West Australian
Tuesday 21/10/2008 Page: 7
Colin Barnett called on other States to use more natural gas for Australia's energy needs as a way of reducing greenhouse gas emissions and proposed building a pipeline from the Kimberley to South Australia. The Premier yesterday told a petroleum engineers' conference that Australia's emissions could be cut 5 per cent, and probably more, if the nation set a target to use natural gas for half its energy by 2030 and reduce reliance on coal, which accounts for 85 per cent of electricity production.
"Gas is a far cleaner fuel than coal," he said. "(Modern gas power stations) produce probably a third of the greenhouse emissions of coal." Mr Barnett said a policy of using more natural gas in power generation was a practical and cost-free alternative to the more complex emissions trading scheme being touted by the Rudd Government to start in 2010.
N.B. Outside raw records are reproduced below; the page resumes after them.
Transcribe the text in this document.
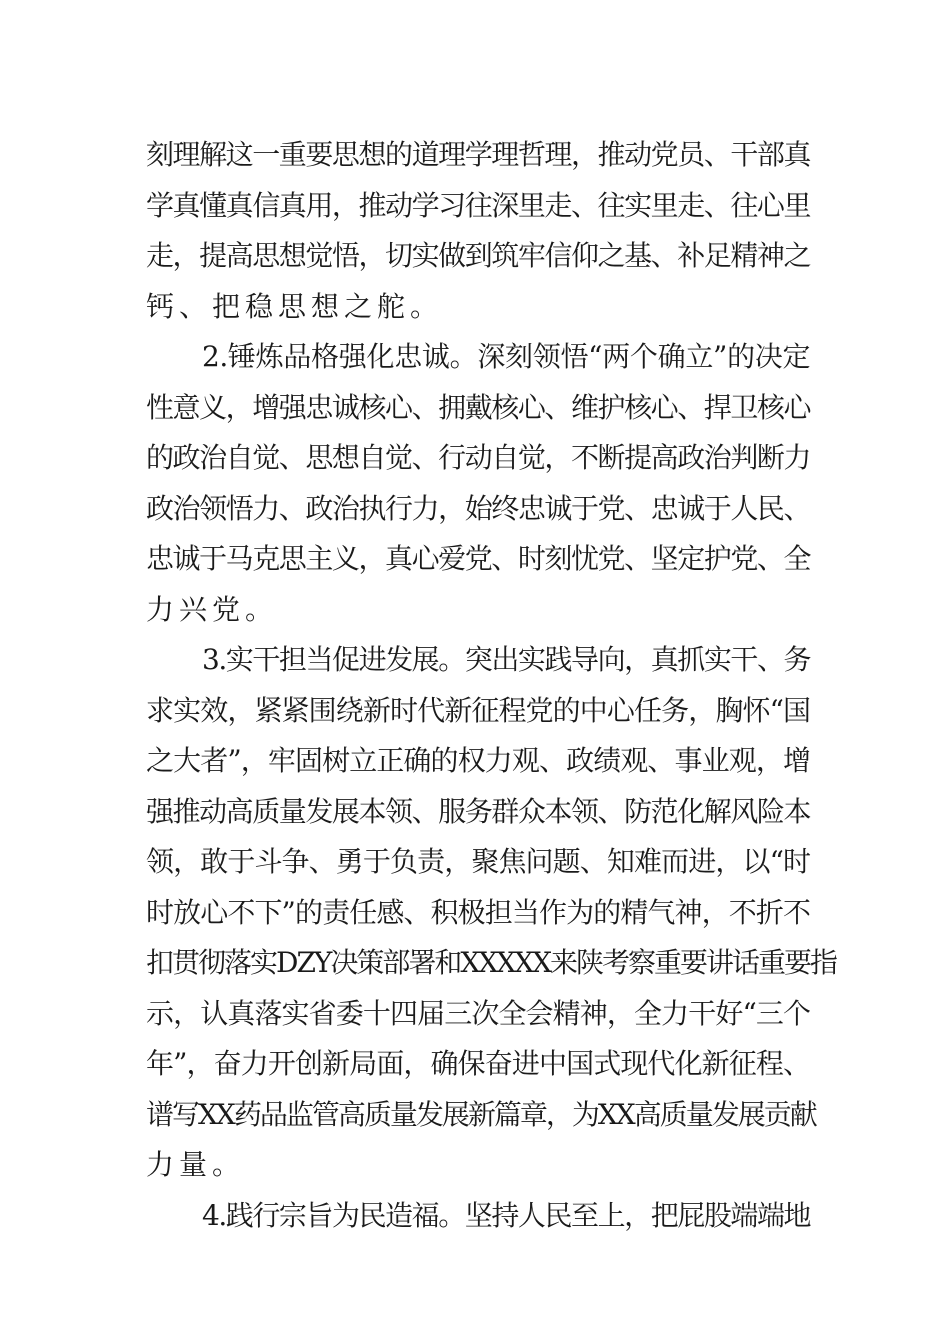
刻理解这一重要思想的道理学理哲理，推动党员、干部真
学真懂真信真用，推动学习往深里走、往实里走、往心里
走，提高思想觉悟，切实做到筑牢信仰之基、补足精神之
钙、把稳思想之舵。
2.锤炼品格强化忠诚。深刻领悟“两个确立”的决定
性意义，增强忠诚核心、拥戴核心、维护核心、捍卫核心
的政治自觉、思想自觉、行动自觉，不断提高政治判断力
政治领悟力、政治执行力，始终忠诚于党、忠诚于人民、
忠诚于马克思主义，真心爱党、时刻忧党、坚定护党、全
力兴党。
3.实干担当促进发展。突出实践导向，真抓实干、务
求实效，紧紧围绕新时代新征程党的中心任务，胸怀“国
之大者”，牢固树立正确的权力观、政绩观、事业观，增
强推动高质量发展本领、服务群众本领、防范化解风险本
领，敢于斗争、勇于负责，聚焦问题、知难而进，以“时
时放心不下”的责任感、积极担当作为的精气神，不折不
扣贯彻落实DZY决策部署和XXXXX来陕考察重要讲话重要指
示，认真落实省委十四届三次全会精神，全力干好“三个
年”，奋力开创新局面，确保奋进中国式现代化新征程、
谱写XX药品监管高质量发展新篇章，为XX高质量发展贡献
力量。
4.践行宗旨为民造福。坚持人民至上，把屁股端端地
"It's far better to use science and engineering and get more certain outcomes than hope a complex trading scheme is going to reduce emissions," he said. "What the Federal Government is proposing is extraordinarily complicated. It's not understood by the community let alone industry and the biggest loser out of that scheme looks like being WA, because we have energy intensive industries." Mr Barnett said that to achieve more gas use it would be necessary to build a pipeline from the Kimberley to at least the Cooper Basin in central Australia, where existing pipelines would connect it to the East Coast. An energy mandate from State governments would ensure that it was viable for the private sector to build the pipeline without public funding.
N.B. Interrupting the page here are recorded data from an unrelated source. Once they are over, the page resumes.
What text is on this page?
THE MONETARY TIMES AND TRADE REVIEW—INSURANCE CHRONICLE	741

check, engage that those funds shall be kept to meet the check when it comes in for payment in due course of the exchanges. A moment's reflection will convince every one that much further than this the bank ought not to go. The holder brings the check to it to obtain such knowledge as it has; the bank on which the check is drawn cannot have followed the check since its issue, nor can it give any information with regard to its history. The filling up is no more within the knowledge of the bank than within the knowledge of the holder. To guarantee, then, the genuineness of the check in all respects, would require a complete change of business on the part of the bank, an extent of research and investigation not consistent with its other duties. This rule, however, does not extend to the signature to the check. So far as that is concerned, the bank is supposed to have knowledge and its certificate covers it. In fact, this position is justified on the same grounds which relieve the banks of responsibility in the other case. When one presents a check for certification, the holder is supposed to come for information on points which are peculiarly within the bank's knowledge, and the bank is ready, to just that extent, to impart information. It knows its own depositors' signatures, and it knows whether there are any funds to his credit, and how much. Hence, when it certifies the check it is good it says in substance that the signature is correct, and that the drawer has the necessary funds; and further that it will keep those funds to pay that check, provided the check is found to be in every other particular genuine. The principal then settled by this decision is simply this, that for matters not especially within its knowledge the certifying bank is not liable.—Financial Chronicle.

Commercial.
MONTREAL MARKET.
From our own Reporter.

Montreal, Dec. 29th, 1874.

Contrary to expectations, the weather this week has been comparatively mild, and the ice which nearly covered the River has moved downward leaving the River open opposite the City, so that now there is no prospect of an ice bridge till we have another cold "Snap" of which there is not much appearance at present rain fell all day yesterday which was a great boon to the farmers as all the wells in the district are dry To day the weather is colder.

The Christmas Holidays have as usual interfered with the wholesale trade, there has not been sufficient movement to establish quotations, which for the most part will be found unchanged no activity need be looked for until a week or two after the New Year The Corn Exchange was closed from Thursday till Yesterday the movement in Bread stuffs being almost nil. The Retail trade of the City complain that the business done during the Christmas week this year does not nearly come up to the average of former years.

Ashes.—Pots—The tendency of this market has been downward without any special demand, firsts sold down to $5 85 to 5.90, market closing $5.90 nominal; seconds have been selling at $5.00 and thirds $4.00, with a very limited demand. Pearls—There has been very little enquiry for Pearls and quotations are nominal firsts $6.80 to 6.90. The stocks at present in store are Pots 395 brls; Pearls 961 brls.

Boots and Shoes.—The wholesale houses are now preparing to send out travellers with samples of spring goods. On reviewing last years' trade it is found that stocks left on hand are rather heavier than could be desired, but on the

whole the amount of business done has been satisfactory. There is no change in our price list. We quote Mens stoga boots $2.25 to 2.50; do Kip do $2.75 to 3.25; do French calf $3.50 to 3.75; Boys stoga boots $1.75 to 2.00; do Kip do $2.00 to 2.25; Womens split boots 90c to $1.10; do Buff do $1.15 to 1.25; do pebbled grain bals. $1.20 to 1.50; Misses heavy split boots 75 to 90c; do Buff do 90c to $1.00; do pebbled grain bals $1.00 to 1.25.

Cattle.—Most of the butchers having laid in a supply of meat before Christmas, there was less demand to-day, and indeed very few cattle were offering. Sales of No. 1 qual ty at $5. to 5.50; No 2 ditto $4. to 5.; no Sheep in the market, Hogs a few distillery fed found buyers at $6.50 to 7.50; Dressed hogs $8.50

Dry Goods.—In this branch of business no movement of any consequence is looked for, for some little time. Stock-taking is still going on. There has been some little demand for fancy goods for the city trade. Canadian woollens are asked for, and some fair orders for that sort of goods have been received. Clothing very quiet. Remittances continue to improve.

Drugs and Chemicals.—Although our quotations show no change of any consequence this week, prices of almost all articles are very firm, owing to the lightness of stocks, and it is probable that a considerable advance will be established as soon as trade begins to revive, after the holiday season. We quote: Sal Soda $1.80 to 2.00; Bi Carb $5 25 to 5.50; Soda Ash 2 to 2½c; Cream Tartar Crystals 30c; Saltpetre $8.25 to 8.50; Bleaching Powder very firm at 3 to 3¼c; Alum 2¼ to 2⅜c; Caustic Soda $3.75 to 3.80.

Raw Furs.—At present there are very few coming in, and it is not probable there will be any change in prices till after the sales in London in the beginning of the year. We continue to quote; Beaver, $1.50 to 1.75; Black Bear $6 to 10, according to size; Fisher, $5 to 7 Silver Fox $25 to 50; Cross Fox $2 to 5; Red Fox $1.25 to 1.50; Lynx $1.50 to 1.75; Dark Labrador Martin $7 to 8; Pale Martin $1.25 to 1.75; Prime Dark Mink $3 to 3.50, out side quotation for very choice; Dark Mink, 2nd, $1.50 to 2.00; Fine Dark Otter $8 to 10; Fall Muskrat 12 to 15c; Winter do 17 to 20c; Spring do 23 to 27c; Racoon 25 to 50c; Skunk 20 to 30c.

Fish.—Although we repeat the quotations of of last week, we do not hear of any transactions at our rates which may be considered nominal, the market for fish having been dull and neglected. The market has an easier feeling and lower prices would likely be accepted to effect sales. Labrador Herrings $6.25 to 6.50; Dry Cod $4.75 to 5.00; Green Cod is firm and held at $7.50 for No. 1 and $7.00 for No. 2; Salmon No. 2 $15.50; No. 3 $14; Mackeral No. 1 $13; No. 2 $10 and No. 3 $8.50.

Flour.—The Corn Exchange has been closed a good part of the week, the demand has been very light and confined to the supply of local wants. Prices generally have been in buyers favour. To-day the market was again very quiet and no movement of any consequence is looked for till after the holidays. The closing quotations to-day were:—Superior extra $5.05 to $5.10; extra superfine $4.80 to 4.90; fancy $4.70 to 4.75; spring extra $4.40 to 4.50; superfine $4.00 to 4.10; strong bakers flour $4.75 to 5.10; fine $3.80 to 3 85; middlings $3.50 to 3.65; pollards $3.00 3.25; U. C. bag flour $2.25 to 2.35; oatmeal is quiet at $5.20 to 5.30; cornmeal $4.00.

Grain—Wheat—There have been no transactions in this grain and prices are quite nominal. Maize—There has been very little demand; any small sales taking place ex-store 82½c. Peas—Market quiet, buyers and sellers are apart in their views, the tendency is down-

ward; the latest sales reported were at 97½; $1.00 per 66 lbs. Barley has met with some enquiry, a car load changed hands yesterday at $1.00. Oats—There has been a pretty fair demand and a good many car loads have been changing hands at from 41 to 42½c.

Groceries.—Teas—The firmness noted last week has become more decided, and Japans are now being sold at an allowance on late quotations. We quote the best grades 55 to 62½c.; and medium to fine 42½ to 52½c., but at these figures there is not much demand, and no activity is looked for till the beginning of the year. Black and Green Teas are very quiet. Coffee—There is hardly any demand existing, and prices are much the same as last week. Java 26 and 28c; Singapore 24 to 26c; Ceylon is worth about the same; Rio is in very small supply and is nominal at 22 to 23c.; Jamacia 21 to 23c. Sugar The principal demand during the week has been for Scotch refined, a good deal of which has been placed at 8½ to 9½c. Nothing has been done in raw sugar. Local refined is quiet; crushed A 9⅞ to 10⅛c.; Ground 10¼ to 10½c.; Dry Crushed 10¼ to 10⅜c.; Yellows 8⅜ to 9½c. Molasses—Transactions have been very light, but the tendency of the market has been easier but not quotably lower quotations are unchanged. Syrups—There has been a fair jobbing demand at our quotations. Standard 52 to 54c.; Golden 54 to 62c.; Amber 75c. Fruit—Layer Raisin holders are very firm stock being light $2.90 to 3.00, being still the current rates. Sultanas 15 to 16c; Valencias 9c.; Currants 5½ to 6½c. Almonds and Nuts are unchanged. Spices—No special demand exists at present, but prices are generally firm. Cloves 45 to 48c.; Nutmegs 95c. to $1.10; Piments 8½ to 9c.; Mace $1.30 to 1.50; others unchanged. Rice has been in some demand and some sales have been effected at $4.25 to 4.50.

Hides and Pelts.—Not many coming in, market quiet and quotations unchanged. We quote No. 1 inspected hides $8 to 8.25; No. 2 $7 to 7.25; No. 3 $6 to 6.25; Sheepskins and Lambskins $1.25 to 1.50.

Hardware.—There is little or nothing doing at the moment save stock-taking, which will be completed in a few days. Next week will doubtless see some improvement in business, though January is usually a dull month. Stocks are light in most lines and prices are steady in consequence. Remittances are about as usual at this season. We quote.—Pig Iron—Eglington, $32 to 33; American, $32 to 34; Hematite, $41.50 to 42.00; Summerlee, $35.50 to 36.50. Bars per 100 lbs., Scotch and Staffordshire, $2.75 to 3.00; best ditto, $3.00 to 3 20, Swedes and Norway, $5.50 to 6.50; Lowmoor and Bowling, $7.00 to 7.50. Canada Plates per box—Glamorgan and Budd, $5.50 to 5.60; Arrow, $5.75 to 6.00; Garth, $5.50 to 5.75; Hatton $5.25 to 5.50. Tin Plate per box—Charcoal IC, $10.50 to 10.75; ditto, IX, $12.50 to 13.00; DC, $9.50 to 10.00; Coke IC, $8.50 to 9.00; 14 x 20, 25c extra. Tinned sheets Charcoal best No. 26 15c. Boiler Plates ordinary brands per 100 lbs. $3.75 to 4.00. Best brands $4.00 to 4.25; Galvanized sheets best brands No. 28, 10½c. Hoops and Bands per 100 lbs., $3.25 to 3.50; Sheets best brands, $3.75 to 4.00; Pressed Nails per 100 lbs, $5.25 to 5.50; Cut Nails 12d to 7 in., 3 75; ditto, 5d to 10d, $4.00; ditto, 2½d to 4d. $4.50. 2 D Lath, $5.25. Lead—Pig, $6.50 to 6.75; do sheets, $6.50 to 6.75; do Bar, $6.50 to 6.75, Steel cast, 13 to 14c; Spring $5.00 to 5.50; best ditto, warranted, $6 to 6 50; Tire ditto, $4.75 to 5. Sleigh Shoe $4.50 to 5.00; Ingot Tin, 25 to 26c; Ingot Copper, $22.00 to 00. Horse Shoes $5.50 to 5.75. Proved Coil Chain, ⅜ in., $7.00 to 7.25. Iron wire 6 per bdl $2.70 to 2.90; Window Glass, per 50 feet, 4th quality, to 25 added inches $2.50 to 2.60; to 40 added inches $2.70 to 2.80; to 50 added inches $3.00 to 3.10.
Woodside Petroleum chief executive Don Voelte said shipping LNG from WA to "re-gassification" plants on the east coast would likely be more viable. Mr Barnett's proposal would face other hurdles, notably from the Federal Government and Environment Minister Peter Garrett, who on Friday flagged a strategic assessment of the Kimberley region would recommend putting an LNG hub in the Pilbara if the environmental impacts of a hub in the far north were deemed too great.